Smoke cannons, liquid nitrogen, flame tests, explosions, and cool chemistry experiments are headed for Brisbane central.

Brisbane’s Street Science Festival will bring science to life using a range of interactive activities, guest presentations, and captivating science demonstrations to show how science is relevant in everyday life.

Engaging and interactive hands-on activities are designed to spark and encourage interest in the sciences. Through partnerships with universities, research organisations and science institutes, this festival will allow audiences of all ages to engage with science and scientists.

Saturday 11 August Event details

Media enquiries: Steven Liddell, or 0410 550 481

UK actor brings Marie Curie to life on stage—Brisbane

“If at first you don’t succeed, pretend,” says acclaimed science theatre writer/performer John Hinton, who has made a career out of his interest in science, story-telling and singing.

Two of his three Tangram Theatre Company ‘Scientrilogy’ shows are returning to Australia for National Science Week, after successful UK shows, and a sell-out award-winning season at the Adelaide Fringe festival.

The Element in the Room: A Radioactive Musical Comedy about the Death and Life of Marie Curie tells the story of the first woman to win a Nobel Prize, and whose work continues to affect our lives today.

Friday 10 to Monday 13 August Event details

Media contacts: Michelle Cooper, or 0420 507 374

BeakerStreet@TMAG– Tasmanian Museum and Art Gallery, Hobart

A forensic science murder mystery, fun and informative talks, live music, food, an underground Antarctic Bar, and 100+ roving scientists to chat with over a drink. It’s all part of BeakerStreet@TMAG, a pop-up science bar and science festival for adults at the Tasmanian Museum and Art Gallery.

People can pop in for presentations by world-leading researchers, intimate talks and hands-on scientific workshops, see taxidermied animals and scientific curios, and the science photography competition and exhibition.

Saturday night highlights:

  • ‘Improbable’—MONA’s David Walsh in conversation with ABC’s Natasha Mitchell
  • Shasta Henry—accepting insects into your diet
  • Justin Seymour—swimming in a sea of microbes
  • Emily Flies—the planetary health and the dirty side of wellbeing

Saturday 11 August Event details Website

Media enquiries: Adelaide Reisz, or 0408 023 926

Climate change and green science in The Alice at AridLands EcoFair—Alice Springs

Gardening Australia’s Costa Georgiadis, women in science, science and sustainability on the big screen, and a host of other activities and guests will descend on Alice Springs for the desertSMART EcoFair, Central Australia’s premiere science and sustainability event.

Highlights for 2018 include Costa getting dirty with green science in the garden, a BushWok Cookoff with local produce and bushfoods, documentary screenings from the Transitions Film Festival, and the Eco-Science Schools Day for local students.

The program also includes keynote speaker Climate Council CEO Amanda McKenzie, a ‘Women Changing the World’ panel discussion, desert scientists, renewable energy professionals and health experts in a series of community events.

Thursday 9 to Sunday 12 August Event details

Media contacts: Nicole Pietsch,, 08 8952 2497 or 0429 333 960

Knitted neurons, science careers, Canberra’s critters, and more at Science in ACTion—Kingston

Science in ACTion brings science from the wildlife sanctuary of Mulligans Flat and the outer reaches of the Milky Way to the heart of Canberra.
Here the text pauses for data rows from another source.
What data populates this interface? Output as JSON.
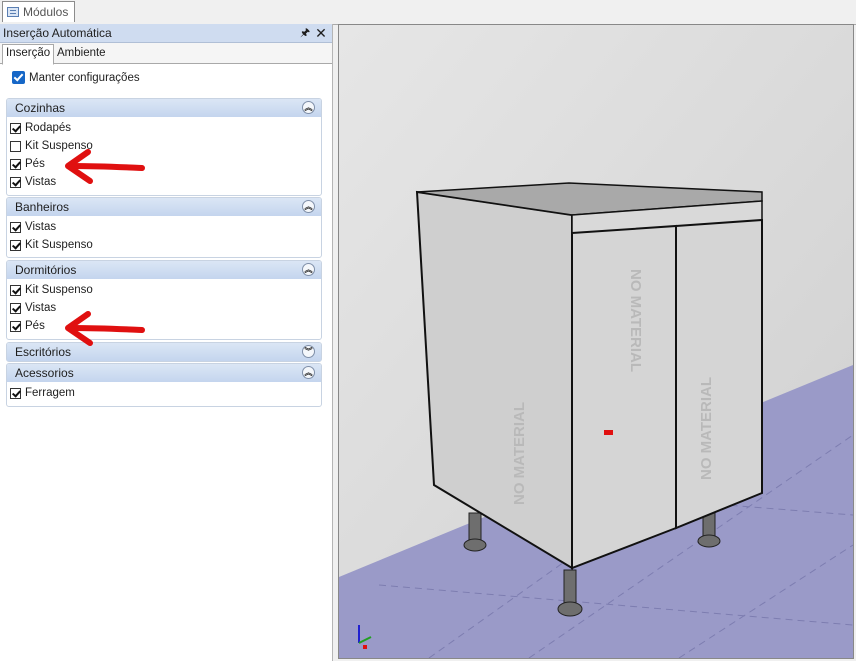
{
  "window_tab": {
    "label": "Módulos"
  },
  "panel": {
    "title": "Inserção Automática",
    "tabs": [
      "Inserção",
      "Ambiente"
    ],
    "keep_settings": {
      "label": "Manter configurações",
      "checked": true
    }
  },
  "groups": [
    {
      "title": "Cozinhas",
      "expanded": true,
      "items": [
        {
          "label": "Rodapés",
          "checked": true
        },
        {
          "label": "Kit Suspenso",
          "checked": false
        },
        {
          "label": "Pés",
          "checked": true
        },
        {
          "label": "Vistas",
          "checked": true
        }
      ]
    },
    {
      "title": "Banheiros",
      "expanded": true,
      "items": [
        {
          "label": "Vistas",
          "checked": true
        },
        {
          "label": "Kit Suspenso",
          "checked": true
        }
      ]
    },
    {
      "title": "Dormitórios",
      "expanded": true,
      "items": [
        {
          "label": "Kit Suspenso",
          "checked": true
        },
        {
          "label": "Vistas",
          "checked": true
        },
        {
          "label": "Pés",
          "checked": true
        }
      ]
    },
    {
      "title": "Escritórios",
      "expanded": false,
      "items": []
    },
    {
      "title": "Acessorios",
      "expanded": true,
      "items": [
        {
          "label": "Ferragem",
          "checked": true
        }
      ]
    }
  ],
  "viewport": {
    "door_text": "NO MATERIAL",
    "colors": {
      "floor": "#9a9ac8",
      "wall": "#d8d8d8",
      "cabinet": "#d2d2d2",
      "annotation_arrow": "#e01010"
    }
  }
}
More than 50 organisations have science stalls and activities under one roof.

Join Nix & Nellie the Cheeky Neurons at Science in ACTion to create your own cheeky character while chatting about brains, neurons and neurological disorders like epilepsy.
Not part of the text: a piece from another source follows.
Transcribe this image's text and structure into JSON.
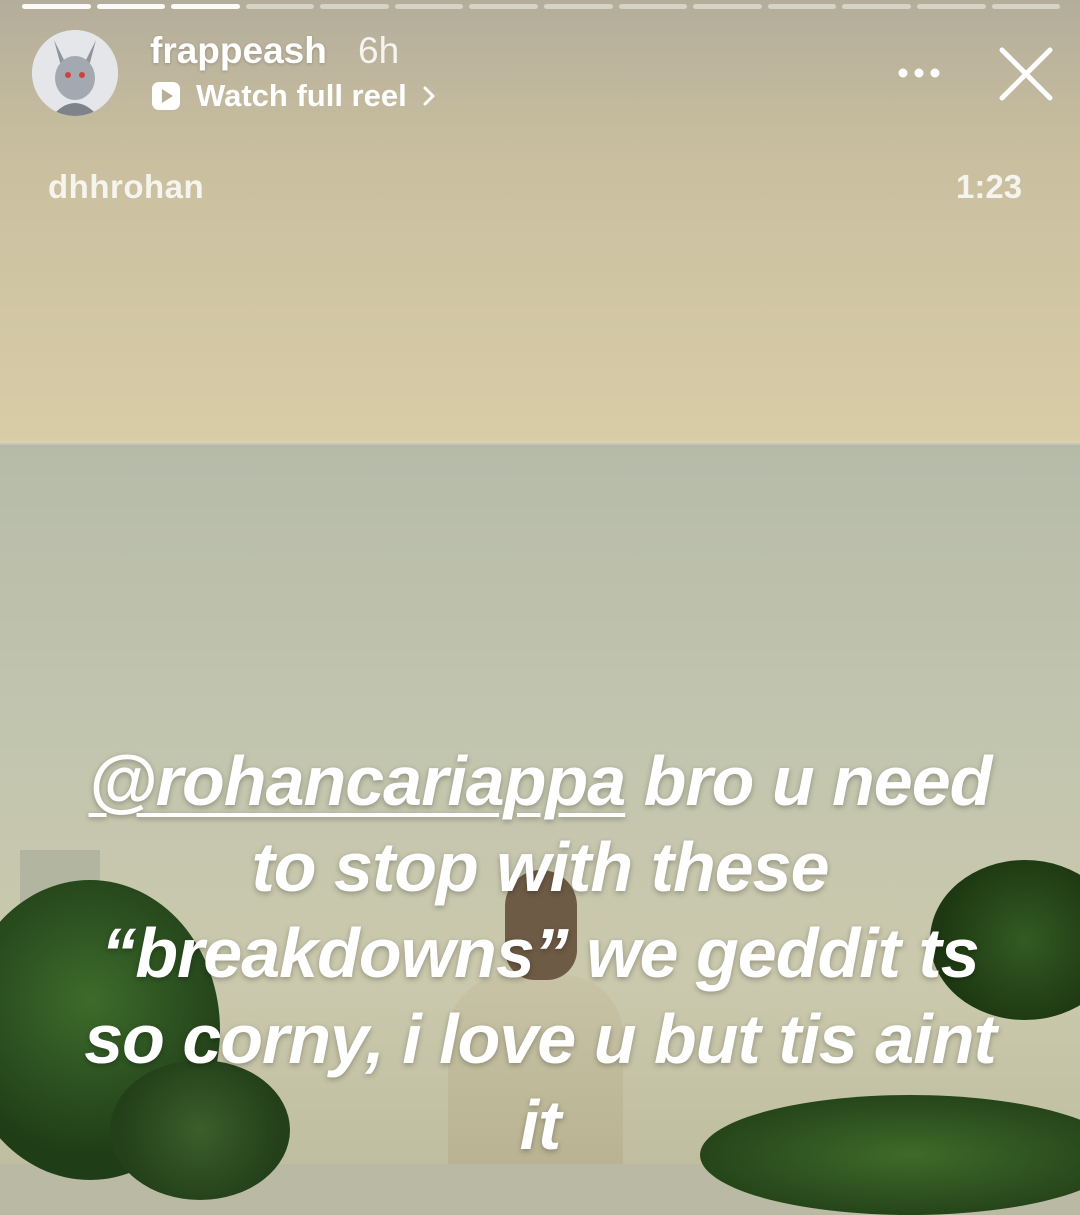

Learn about the future of ecosystems, technology, medicine and the Earth. Discover how geologists and archaeologists uncover stories from the past.

What could you see through a telescope looking out into the Milky Way, or by peering down a microscope?
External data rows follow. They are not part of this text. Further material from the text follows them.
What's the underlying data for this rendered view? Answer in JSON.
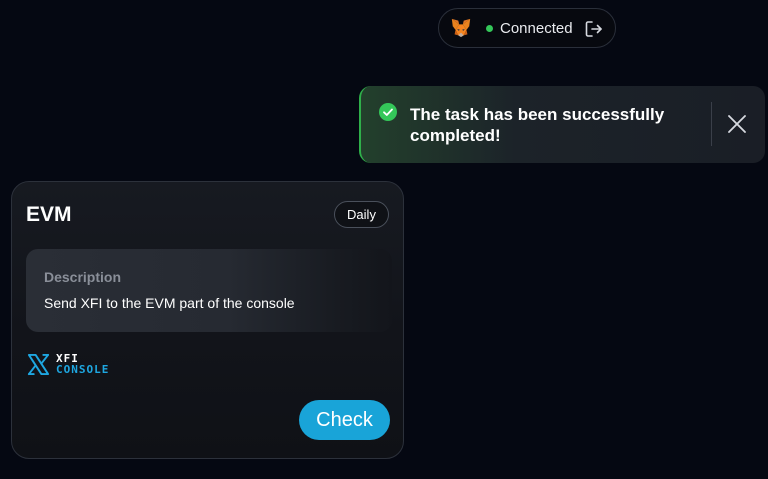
{
  "header": {
    "wallet": {
      "icon": "metamask-fox-icon",
      "status_label": "Connected",
      "status_color": "#34c759",
      "logout_icon": "logout-icon"
    }
  },
  "toast": {
    "type": "success",
    "icon": "check-circle-icon",
    "accent_color": "#2fb04a",
    "message": "The task has been successfully completed!",
    "close_icon": "close-icon"
  },
  "task_card": {
    "title": "EVM",
    "frequency_badge": "Daily",
    "description": {
      "heading": "Description",
      "text": "Send XFI to the EVM part of the console"
    },
    "logo": {
      "line1": "XFI",
      "line2": "CONSOLE",
      "accent_color": "#1ea7e1"
    },
    "action_button": {
      "label": "Check",
      "color": "#19a4d8"
    }
  }
}
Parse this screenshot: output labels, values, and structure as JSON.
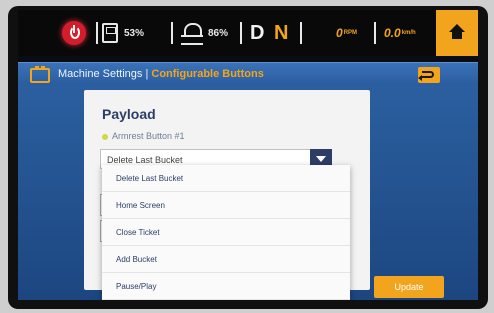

Meet scientists and conservationists who help to protect iconic plants and Canberra’s local loveable critters, and learn how renewable energies can protect the Earth’s climate.

Come and experience real life Science in ACTion at the Old Bus Depot in Kingston. The work of local, national, and international science and technology organisations is on show at this fun-filled interactive exhibition.